How many, and how many still ban their use?

Of those that restricted use two years ago in 2021 pending epidemiology results on potential myocardial associations, how many did that because of fears of "gene editing"?

Our genes are not edited nor added to and the point stands - no actual high IQ person with any real world medical exposure direct or second order ever actually thought that such editing (or addition) took place.

That was strictly a social media rumour easily debunked both then and now.


It’s not a rumour, it’s just an issue of semantics you’re debating here.

I’m calling a situation where a new gene is introduced into the body by means of injection and this new gene in the overall body system causes a new behaviour in cells, “experimental gene modification.”

There’s a set of all the genes in your body, then an mRNA injection occurs, now there is a new gene added to the set of all the genes in your body at least temporarily. This new gene is added with the intent to provoke a response.

I’m not saying it alters the genes you are born with from your parents.

Call it experimental gene therapy or something like that if you like, a distinction without much difference I think.
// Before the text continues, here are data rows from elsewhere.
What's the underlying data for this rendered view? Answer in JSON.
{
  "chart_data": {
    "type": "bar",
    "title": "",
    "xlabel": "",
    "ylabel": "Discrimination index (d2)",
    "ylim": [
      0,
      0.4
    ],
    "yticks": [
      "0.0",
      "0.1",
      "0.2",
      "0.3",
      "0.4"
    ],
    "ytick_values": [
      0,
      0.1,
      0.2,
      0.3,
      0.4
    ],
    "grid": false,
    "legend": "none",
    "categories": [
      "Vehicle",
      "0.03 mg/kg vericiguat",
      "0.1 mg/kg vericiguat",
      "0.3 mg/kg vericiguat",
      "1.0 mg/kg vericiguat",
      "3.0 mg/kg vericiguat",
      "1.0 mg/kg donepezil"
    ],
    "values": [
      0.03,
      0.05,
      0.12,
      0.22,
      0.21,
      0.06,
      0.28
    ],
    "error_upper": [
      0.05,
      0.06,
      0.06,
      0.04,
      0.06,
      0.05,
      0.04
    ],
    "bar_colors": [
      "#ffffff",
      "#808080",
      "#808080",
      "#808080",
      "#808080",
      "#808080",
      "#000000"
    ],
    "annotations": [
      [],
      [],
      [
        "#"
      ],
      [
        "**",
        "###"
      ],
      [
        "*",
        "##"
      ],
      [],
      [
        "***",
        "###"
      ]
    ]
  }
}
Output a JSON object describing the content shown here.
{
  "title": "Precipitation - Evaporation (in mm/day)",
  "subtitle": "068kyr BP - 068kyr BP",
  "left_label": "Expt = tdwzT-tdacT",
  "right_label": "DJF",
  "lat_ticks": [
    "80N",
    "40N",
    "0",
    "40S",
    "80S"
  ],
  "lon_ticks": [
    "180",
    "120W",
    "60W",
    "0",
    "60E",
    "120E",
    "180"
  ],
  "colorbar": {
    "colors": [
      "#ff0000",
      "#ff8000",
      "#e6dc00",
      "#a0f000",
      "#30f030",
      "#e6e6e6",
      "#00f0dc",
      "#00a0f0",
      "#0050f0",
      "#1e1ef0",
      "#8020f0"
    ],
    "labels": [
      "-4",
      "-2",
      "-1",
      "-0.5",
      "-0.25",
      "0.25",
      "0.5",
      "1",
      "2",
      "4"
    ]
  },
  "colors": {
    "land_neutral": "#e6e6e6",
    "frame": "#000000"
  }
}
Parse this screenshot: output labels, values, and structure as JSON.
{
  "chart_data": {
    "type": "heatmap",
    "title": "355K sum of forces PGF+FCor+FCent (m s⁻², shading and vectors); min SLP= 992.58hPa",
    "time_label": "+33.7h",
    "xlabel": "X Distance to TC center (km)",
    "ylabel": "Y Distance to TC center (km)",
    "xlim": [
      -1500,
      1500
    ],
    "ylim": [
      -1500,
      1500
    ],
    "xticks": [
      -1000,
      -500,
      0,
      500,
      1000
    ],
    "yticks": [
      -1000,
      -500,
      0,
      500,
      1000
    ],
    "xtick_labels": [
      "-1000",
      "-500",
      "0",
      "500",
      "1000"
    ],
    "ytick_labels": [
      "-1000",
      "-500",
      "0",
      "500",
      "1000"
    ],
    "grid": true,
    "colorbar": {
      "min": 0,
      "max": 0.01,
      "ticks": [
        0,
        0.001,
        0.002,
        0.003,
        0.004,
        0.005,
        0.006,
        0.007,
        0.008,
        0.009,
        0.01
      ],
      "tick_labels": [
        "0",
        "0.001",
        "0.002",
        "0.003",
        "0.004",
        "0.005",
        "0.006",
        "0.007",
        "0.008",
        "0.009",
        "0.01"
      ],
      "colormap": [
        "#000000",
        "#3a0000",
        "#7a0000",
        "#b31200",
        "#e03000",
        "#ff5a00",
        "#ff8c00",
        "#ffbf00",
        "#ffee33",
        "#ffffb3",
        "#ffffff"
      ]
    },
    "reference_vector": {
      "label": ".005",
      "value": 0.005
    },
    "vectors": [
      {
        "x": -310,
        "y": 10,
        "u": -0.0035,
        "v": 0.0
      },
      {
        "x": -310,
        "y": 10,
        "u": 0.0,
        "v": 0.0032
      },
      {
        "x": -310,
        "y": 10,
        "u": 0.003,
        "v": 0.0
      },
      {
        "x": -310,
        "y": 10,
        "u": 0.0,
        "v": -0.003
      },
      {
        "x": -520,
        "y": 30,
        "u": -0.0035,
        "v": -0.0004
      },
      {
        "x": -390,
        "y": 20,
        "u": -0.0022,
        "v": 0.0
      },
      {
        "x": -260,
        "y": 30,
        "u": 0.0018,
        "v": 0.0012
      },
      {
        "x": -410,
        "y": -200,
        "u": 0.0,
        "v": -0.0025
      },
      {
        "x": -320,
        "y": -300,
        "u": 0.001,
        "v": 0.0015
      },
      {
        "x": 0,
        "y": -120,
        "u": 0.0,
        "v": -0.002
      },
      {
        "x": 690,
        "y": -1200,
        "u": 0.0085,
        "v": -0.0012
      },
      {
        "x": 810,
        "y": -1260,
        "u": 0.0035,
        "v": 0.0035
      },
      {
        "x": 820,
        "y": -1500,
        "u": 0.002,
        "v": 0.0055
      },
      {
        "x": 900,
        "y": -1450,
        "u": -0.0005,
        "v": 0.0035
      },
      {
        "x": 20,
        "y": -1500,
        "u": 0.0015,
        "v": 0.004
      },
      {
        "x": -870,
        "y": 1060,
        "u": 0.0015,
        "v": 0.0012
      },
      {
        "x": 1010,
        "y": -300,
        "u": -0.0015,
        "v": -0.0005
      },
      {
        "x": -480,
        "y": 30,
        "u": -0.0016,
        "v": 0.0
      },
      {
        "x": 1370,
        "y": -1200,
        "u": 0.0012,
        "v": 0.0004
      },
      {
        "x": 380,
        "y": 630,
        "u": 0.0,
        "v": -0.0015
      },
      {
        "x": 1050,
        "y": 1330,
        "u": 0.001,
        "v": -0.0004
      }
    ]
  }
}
I don’t know about in 2021, the countries I’m talking about were initially fully on board like most western countries, as far as I know. Starting with Denmark, now I think most of Northern Europe and Australia have largely restricted use owing to the “efficacy rate” having settled at somewhere between 0% and -n%. The host of negative side effects and the utter absurdity of ever having mass injected these not well understood, no long term safety data things into healthy populations in the first place.

Probably more countries than that if you have a look around.